How severe does this issue affect your experience of using Ray?
- Medium: It contributes to significant difficulty to complete my task, but I can work around it.
I am creating a Ray cluster on AWS. I have an EC2 instance running Amazon Linux 2023 which serves as my “launcher” - it has python 3.9.16, with ray[“default”]==2.6.1 installed in a virtual environment, and has a ray_cluster.yaml which contains parameters to set up the cluster.
My local machine is a Windows 11 laptop.
Scenario 1: working scenario with public IPs
Instances in my subnet are auto-assigned public IPv4 addresses.
I SSH into my launcher instance, start up the virtual environment and run ray up ray_cluster.yaml
My cluster is successfully launched.
I now directly forward the dashboard port from the head node to my local machine using the following command from a terminal on my local machine:
ssh -L 8265:localhost:8265 -i C:\keyfilelocation\keyfile_local.pem ec2-user@ec2-x-x-x-x.us-east-2.compute.amazonaws.com
where ec2-user@ec2-x-x-x-x.us-east-2.compute.amazonaws.com is the public IPv4 DNS of my newly-created head node.
I can then open http://127.0.0.1:8265/#overview
in my local browser and view the Ray dashboard.
Scenario 2: non-working scenario with private IPs
Instances in my subnet are not auto-assigned public IP addresses.
I SSH into my launcher instance, start up the virtual environment and run ray up ray_cluster.yaml
My cluster is successfully launched.
Since my head node has no public IP address, I can’t directly forward the 8265 port. I thought that I should be able to do a double port forward through my launcher (which does have a public IPv4 address and is in the same subnet as the head node).
So I first did this to get into the launcher EC2 instance:
ssh -L 8265:localhost:8265 -i C:\keyfilelocation\keyfile_local.pem ec2-user@ec2-x-x-x-x.us-east-2.compute.amazonaws.com
And then from within the launcher instance I did:
ssh -L 8265:localhost:8265 -i ~/.ssh/ray-autoscaler_1_us-east-2.pem ec2-user@172.22.33.213
Note that the keyfiles are different, I don’t know if this matters.
Now from my local browser I open http://127.0.0.1:8265/#overview
I can briefly (for about a second) see the dashboard, then it vanishes and I see a blank screen. And that’s it.

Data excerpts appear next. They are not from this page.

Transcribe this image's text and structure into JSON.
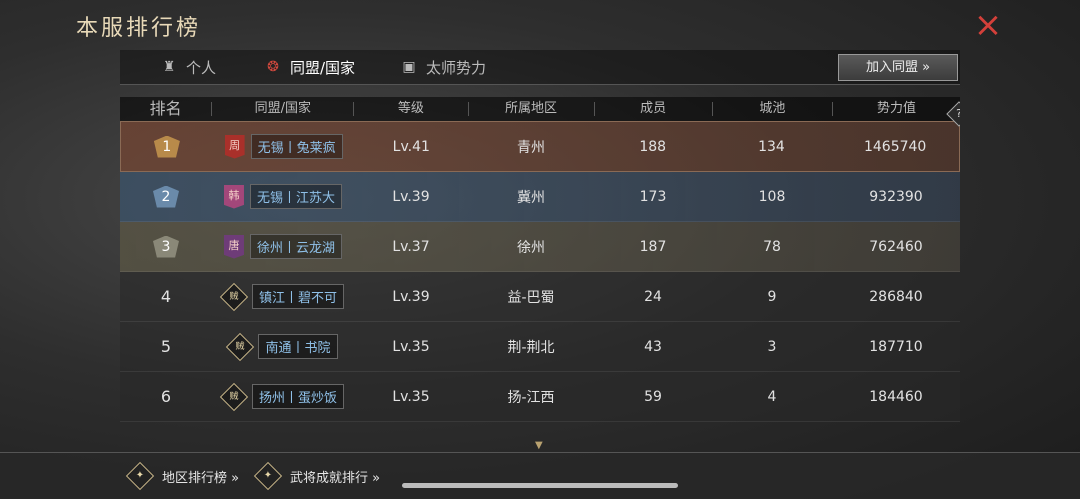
{
  "header": {
    "title": "本服排行榜",
    "close_icon": "×"
  },
  "tabs": [
    {
      "label": "个人",
      "icon": "person-icon"
    },
    {
      "label": "同盟/国家",
      "icon": "alliance-icon",
      "active": true
    },
    {
      "label": "太师势力",
      "icon": "faction-icon"
    }
  ],
  "join_button": "加入同盟 »",
  "table": {
    "columns": [
      "排名",
      "同盟/国家",
      "等级",
      "所属地区",
      "成员",
      "城池",
      "势力值"
    ],
    "help": "?",
    "rows": [
      {
        "rank": "1",
        "flag": "周",
        "alliance": "无锡丨兔莱疯",
        "level": "Lv.41",
        "region": "青州",
        "members": "188",
        "cities": "134",
        "power": "1465740"
      },
      {
        "rank": "2",
        "flag": "韩",
        "alliance": "无锡丨江苏大",
        "level": "Lv.39",
        "region": "冀州",
        "members": "173",
        "cities": "108",
        "power": "932390"
      },
      {
        "rank": "3",
        "flag": "唐",
        "alliance": "徐州丨云龙湖",
        "level": "Lv.37",
        "region": "徐州",
        "members": "187",
        "cities": "78",
        "power": "762460"
      },
      {
        "rank": "4",
        "flag": "贼",
        "alliance": "镇江丨碧不可",
        "level": "Lv.39",
        "region": "益-巴蜀",
        "members": "24",
        "cities": "9",
        "power": "286840"
      },
      {
        "rank": "5",
        "flag": "贼",
        "alliance": "南通丨书院",
        "level": "Lv.35",
        "region": "荆-荆北",
        "members": "43",
        "cities": "3",
        "power": "187710"
      },
      {
        "rank": "6",
        "flag": "贼",
        "alliance": "扬州丨蛋炒饭",
        "level": "Lv.35",
        "region": "扬-江西",
        "members": "59",
        "cities": "4",
        "power": "184460"
      }
    ]
  },
  "bottom": {
    "region_rank": "地区排行榜 »",
    "general_rank": "武将成就排行 »"
  }
}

If I do only one or none of the SSH hops, then attempting to access the dashboard URL gives me a “This site can’t be reached” error, which is different from briefly showing the dashboard. So I know that the double SSH is partly able to make the connection, but seems like something is then blocking.
Has anybody done something similar and been able to solve this?